Naast de categorieën van persoonsgegevens, bepaalt de wet duidelijk de criteria op basis waarvan iemand in de databank terecht kan komen. Voor de verwerking van de gegevens van minderjarigen geldt een specifieke regeling. Er kunnen minderjarigen vanaf 12 jaar worden opgenomen in de databank maar dat gaat gepaard met extra beschermingsmaatregelen.
Toegang
De wet duidt ook de toegangsrechten voor de basisdiensten en de partnerdiensten. Daarbij wordt een onderscheid gemaakt tussen schrijfrechten, creatierechten, leesrechten en vraagrechten. De basisdiensten hebben elk in het kader van hun respectieve bevoegdheden, een creatierecht, een leesrecht en een schrijfrecht. De toezichthoudende overheden hebben alleen leesrecht.

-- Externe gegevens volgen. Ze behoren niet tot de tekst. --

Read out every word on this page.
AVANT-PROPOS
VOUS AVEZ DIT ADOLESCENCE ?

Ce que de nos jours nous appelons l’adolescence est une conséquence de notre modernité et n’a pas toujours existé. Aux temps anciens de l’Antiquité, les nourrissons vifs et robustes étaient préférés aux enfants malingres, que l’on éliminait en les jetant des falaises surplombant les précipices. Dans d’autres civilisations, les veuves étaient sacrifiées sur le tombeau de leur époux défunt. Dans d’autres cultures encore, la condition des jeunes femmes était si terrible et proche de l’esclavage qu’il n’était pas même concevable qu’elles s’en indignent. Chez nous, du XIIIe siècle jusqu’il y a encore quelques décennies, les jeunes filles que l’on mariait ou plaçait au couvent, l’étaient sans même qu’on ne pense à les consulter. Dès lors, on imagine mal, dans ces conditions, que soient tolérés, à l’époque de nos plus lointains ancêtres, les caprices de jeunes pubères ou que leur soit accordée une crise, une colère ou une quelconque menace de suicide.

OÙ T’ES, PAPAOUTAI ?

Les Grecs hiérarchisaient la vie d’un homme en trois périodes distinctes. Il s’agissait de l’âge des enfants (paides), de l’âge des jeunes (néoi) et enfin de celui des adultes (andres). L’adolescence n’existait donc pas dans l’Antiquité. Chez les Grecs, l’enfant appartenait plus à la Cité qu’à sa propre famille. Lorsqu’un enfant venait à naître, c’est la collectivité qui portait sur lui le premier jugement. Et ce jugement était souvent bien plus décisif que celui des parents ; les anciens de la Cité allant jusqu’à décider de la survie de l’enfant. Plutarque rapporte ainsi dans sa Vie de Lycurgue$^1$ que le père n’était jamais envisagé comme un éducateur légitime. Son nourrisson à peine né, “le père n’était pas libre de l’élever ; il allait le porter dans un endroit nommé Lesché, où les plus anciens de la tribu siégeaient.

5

Wat de partnerdiensten betreft, zal een KB duidelijkheid scheppen. Zij kunnen beschikken over lees- en schrijfrechten of vraagrechten.
Koppeling
De wet voorziet de mogelijkheid om een koppeling tot stand te brengen tussen de gemeenschappelijke T.E.R.-gegevensbank en andere gegevensbanken, en het bepaalt de voorwaarden daartoe.
Zorgverleners
De basisdiensten hebben de mogelijkheid om gegevens over de fysieke en mentale gezondheid en gegevens over dreiging die uitgaat van personen die zijn opgenomen in de databank mee te delen aan zorgverleners.
In werking: 1 januari 2025 (die datum kan bij KB vervroegd worden).